In normal times, the Strange Town Youth Theatres stage five productions every June with three more at Christmas, performed at either the Traverse or the Scottish Storytelling Centre.

These far from normal times have provided new challenges to Strange Town as Steve Small, its co-creative director  and producer of Generation Z: The Future is Unwritten, points out.

“This project has been unlike any other in the over 30 years I have worked in Scottish Theatre,” he says. “The obvious big question has and continues to be: how to make and present live theatre safely during a global pandemic?

a project to focus on

Gen Z is, in many ways, Strange Town’s attempt to grapple with the issue of giving our young people and our team a project to focus on whilst making theatre safely during a global pandemic.”

The project started by asking all eight Strange Town youth groups: ‘Can Young People Change the World?’.

The young members responded to the stimulus by creating work that addressed such a wide range of topics it is hard to comprehend – isolation, technology, identity, generational division and Black Lives Matter to climate change, ideal society/world, protest, kindness, having your voice heard and Covid-19.

The eight groups have held weekly online digital drama workshops and face-to-face creative sessions, where possible, to explore the question and to create, write, film and record material.

Small adds: “An interesting new addition was the setting up of Strange Town’s first young writers’ group – the four members of which were assigned a youth theatre group or groups to work with. The young writers wrote material for the youth theatres and dramaturged work produced by the youth theatre members.”

high-tech element

The final product is not purely theatre: choreography and movement has played a big part in the project. Seventy young people from the company got involved in a professionally choreographed movement piece, reflecting on the main question. This involved Zoom rehearsals and everybody recording their final performance on their mobile phones.

There is also a high-tech element to the production, thanks to Strange Town’s successful bid to Creative Scotland’s Open Project fund, which has allowed the project to be flexible as it developed the project and respond to the ever-changing situation caused by the pandemic.

Specifically, it has enabled Strange Town to employ a full technical team and additional production staff that include film editors, projection mappers, sound designers, a choreographer and production designer.

Small is positive about the result. He says: “The Gen Z project is a testament to the hard work put in by everybody involved in the company.

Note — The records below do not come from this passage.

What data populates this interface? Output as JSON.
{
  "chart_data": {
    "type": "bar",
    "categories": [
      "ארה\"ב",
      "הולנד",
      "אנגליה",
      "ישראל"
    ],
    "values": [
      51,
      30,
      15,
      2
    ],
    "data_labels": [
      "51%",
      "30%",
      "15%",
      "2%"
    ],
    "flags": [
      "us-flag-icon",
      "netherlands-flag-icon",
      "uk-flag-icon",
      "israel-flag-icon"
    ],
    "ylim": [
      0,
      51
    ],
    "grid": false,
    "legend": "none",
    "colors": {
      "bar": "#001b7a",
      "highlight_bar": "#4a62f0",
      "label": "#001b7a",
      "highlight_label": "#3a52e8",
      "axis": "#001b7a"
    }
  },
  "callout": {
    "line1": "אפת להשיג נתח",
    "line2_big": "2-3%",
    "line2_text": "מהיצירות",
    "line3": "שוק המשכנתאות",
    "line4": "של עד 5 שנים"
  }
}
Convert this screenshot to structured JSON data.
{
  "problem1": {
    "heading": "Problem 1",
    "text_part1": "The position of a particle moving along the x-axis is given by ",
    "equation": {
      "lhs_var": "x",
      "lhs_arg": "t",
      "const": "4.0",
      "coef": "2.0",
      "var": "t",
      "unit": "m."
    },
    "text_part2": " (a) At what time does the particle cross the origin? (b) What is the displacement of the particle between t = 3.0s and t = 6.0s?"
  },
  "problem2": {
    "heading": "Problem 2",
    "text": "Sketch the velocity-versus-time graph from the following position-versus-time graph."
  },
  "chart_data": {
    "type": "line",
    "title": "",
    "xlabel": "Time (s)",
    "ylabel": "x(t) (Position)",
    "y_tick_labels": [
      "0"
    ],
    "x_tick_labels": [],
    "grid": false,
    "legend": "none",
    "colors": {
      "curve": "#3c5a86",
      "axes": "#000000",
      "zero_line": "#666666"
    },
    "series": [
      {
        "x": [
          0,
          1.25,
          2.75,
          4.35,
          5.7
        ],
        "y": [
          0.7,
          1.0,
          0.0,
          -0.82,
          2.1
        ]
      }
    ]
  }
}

“Despite the challenges and difficulties of the pandemic, watching the enthusiasm, skill and pride with which the production team has undertaken this task and having seen how the young people have adapted and risen to the challenge, as well as the range and quality of the work they’ve produced, it’s impossible not to feel massively encouraged.

“Despite the dark days of the lockdown restrictions, we hope better days are coming. People will always find a way to be creative.”

Listing

Generation Z: The Future is Unwritten

In person at Out of the Blue

Outdoor production:
Thurs 17 – Sat 19 June.
9pm-10.45pm, every 15 minutes.
A snippet of Strange Town youth theatre’s work projected on to the side of a church just beside Out of the Blue.
Limited tickets due to Covid restrictions: Book here

Indoor Performance
Fri 18, Sat 19 June 2021.
5.45pm, 7.15pm and 8.45pm:
A mix of live, filmed, audio and installation- combining work from across our youth theatre groups made this year.
Limited tickets due to Covid restrictions: Book here

Online Screening

Fri 25, Sat 26 June 2021.
Evenings: 7pm. (The film will then be available to watch any time over the next 24 hours.)
A chance to catch an online version of the whole event the following week including some bonus film content.